Bei der Feminisierung eines Gesichts geht es nicht unbedingt darum, Dinge hinzuzufügen. Der Fokus liegt vielmehr auf der Reduzierung vorhandener, maskulin wirkender Gesichtszüge. Indem Sie diese mit einer Gesichtsfeminisierungschirurgie angehen und sich anderen Behandlungen unterziehen, können Sie Ihre Weiblichkeit stärken und Ihrer wahren Identität näher kommen.
Die Unterschiede zwischen Mann und Frau, die wir in den Gesichtszügen wahrzunehmen scheinen, sind das Ergebnis hormoneller und kultureller Einflüsse. Im Allgemeinen ist die Knochenstruktur des Kopfes eines Mannes – Stirn, Kiefer und Kinn – ausgeprägter und kantiger. Die Knochenstruktur der Frau ist glatter und das Gesicht weniger kantig und eher oval. Die Gesichtszüge eines Mannes sind im Allgemeinen ausgeprägter, während die einer Frau feiner und zarter sind.
Männer haben in der Regel eine breitere Nase und das Nasenbein kann etwas schief sein oder sogar eine leichte Vertiefung aufweisen. Der Winkel zwischen Nase und Lippen beträgt bei Männern normalerweise nicht mehr als 90 Grad.
Frauen hingegen haben eine schmalere Nase als ihre männlichen Kollegen. Zudem ist das Profil konkav, was dazu führt, dass Frauen oft eine leicht nach oben gerichtete Nase haben (idealerweise 120 Grad). Zudem ist der Winkel zwischen Nase und Lippe bei Frauen größer als bei Männern. Auch die Nasenlöcher von Frauen sind tendenziell kleiner. Die gesamte Nasenkontur hängt stark mit dem wahrgenommenen biologischen Geschlecht zusammen. Eine feminisierende Nasenkorrektur kann für eine weiblichere Nase sorgen.
Auch die Lippen gehören zu den Gesichtszügen, die ein sehr maskulines Aussehen verleihen können. Männer haben von Natur aus dünnere, längere Lippen und Frauen haben vollere Lippen. Die männlichen Lippen sind auch weiter von der Nase entfernt als die weiblichen Lippen, die teilweise aufgrund ihrer Fülle näher an der Nase liegen. Lippen können feminisiert werden, indem dem Zinnoberrot durch Lipofilling etwas Volumen verliehen wird. Mit einem Lippenlift kann der Abstand zwischen Nase und Lippe verringert werden.
Das männliche Kinn ist fast immer markanter und größer als das weibliche, das kleiner und viel weniger auffällig ist. Beispielsweise wirkt das Kinn von Männern meist etwas eckig und das Kinn von Frauen eher rund. Die Kieferlinie auf beiden Seiten des Kinns ist ein weiteres Merkmal, das ein maskulines Erscheinungsbild erzeugen kann.

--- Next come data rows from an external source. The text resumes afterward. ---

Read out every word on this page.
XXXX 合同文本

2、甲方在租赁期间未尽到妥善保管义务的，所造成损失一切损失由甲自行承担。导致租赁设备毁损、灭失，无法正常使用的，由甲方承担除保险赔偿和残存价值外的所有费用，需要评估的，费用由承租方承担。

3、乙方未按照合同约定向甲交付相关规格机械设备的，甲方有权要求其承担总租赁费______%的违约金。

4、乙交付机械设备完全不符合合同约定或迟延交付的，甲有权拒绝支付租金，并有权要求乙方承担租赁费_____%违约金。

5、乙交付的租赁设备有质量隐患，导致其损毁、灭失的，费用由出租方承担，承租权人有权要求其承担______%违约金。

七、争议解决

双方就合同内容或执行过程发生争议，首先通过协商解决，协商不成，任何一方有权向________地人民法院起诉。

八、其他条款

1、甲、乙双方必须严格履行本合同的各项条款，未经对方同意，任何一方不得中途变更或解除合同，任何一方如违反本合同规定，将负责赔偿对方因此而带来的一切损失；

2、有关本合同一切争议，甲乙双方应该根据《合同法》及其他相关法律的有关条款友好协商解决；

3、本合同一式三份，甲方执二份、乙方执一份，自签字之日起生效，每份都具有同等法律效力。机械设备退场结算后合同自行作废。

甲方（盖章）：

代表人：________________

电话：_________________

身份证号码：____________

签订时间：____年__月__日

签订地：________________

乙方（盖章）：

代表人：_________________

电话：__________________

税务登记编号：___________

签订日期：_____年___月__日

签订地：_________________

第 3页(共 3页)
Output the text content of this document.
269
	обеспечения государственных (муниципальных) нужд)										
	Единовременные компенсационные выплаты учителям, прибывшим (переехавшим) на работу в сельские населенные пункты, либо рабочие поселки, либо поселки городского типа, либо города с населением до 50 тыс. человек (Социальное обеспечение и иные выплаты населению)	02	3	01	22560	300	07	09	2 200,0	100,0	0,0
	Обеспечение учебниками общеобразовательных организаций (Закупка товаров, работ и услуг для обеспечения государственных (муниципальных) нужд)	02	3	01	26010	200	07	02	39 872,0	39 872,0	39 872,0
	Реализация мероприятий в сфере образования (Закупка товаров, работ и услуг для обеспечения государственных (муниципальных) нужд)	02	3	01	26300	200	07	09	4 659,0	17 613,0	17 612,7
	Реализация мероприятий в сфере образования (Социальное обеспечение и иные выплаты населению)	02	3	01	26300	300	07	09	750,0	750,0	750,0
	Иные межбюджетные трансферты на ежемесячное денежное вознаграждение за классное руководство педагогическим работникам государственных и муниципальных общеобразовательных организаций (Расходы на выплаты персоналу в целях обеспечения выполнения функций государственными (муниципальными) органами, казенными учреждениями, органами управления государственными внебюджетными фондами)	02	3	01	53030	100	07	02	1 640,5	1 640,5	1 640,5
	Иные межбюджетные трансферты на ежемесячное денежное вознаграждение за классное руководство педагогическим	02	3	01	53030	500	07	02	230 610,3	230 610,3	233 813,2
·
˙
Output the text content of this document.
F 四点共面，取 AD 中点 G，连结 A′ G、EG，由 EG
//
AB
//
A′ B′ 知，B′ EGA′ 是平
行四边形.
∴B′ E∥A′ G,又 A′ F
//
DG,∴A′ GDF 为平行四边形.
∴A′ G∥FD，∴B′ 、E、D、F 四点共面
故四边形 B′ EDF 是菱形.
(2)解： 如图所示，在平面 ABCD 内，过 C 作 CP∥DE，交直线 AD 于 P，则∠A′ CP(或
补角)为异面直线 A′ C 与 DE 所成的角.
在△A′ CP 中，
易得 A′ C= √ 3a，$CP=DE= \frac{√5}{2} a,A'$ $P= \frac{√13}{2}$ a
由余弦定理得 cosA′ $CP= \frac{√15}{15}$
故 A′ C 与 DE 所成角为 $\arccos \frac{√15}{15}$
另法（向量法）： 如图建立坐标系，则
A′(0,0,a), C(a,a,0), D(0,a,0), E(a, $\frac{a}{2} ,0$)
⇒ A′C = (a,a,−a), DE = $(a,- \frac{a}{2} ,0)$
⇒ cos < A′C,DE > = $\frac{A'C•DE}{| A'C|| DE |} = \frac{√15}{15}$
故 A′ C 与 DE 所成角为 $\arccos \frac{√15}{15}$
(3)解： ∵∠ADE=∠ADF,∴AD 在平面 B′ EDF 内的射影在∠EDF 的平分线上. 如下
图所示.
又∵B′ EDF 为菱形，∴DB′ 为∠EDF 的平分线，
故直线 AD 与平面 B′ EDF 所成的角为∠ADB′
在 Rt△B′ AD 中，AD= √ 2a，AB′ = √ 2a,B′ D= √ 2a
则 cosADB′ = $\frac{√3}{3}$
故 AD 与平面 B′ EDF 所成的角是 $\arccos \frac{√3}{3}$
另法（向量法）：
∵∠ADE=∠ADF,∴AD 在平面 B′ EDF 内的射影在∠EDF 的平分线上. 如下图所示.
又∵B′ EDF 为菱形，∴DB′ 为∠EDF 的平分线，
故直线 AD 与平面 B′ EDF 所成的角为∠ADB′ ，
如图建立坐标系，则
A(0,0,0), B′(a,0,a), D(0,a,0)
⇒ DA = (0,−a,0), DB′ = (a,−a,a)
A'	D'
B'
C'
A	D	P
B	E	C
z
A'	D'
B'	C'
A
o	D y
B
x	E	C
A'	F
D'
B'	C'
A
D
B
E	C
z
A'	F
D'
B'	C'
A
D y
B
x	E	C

Bei Männern ist der Kiefer kräftiger und breiter, bei Frauen ist er weniger ausgeprägt. Mehrere Behandlungen können dazu beitragen, die Größe des männlichen Kiefers und Kinns zu reduzieren, darunter auch eine Kinn-OP en Reduzierung des Kieferwinkels.
Obwohl viele Frauen einige maskuline Gesichtszüge haben, wird der Adamsapfel als rein maskulin angesehen. Schließlich tritt der Adamsapfel erst bei Jungen in der Pubertät so stark hervor. Während der Pubertät beginnt Knorpel um den Kehlkopf herum zu wachsen, wodurch die Stimme bricht und tiefer wird und die Beule im Nacken, bekannt als Adamsapfel, entsteht. Ein Verfahren namens Adamsapfelverkleinerung kann die Größe des Adamsapfels reduzieren und für ein weiblicheres Aussehen sorgen.
Diese sechs Gesichtsmerkmale können insbesondere bei Transgender-Patienten für ein maskulineres Aussehen sorgen. Glücklicherweise können weltbekannte Chirurgen, die sich auf Gesichtsfeminisierungschirurgie spezialisiert haben, jetzt fortschrittliche Techniken anwenden, um ein weibliches Gesicht zu schaffen, das Ihr inneres Selbst genau widerspiegelt.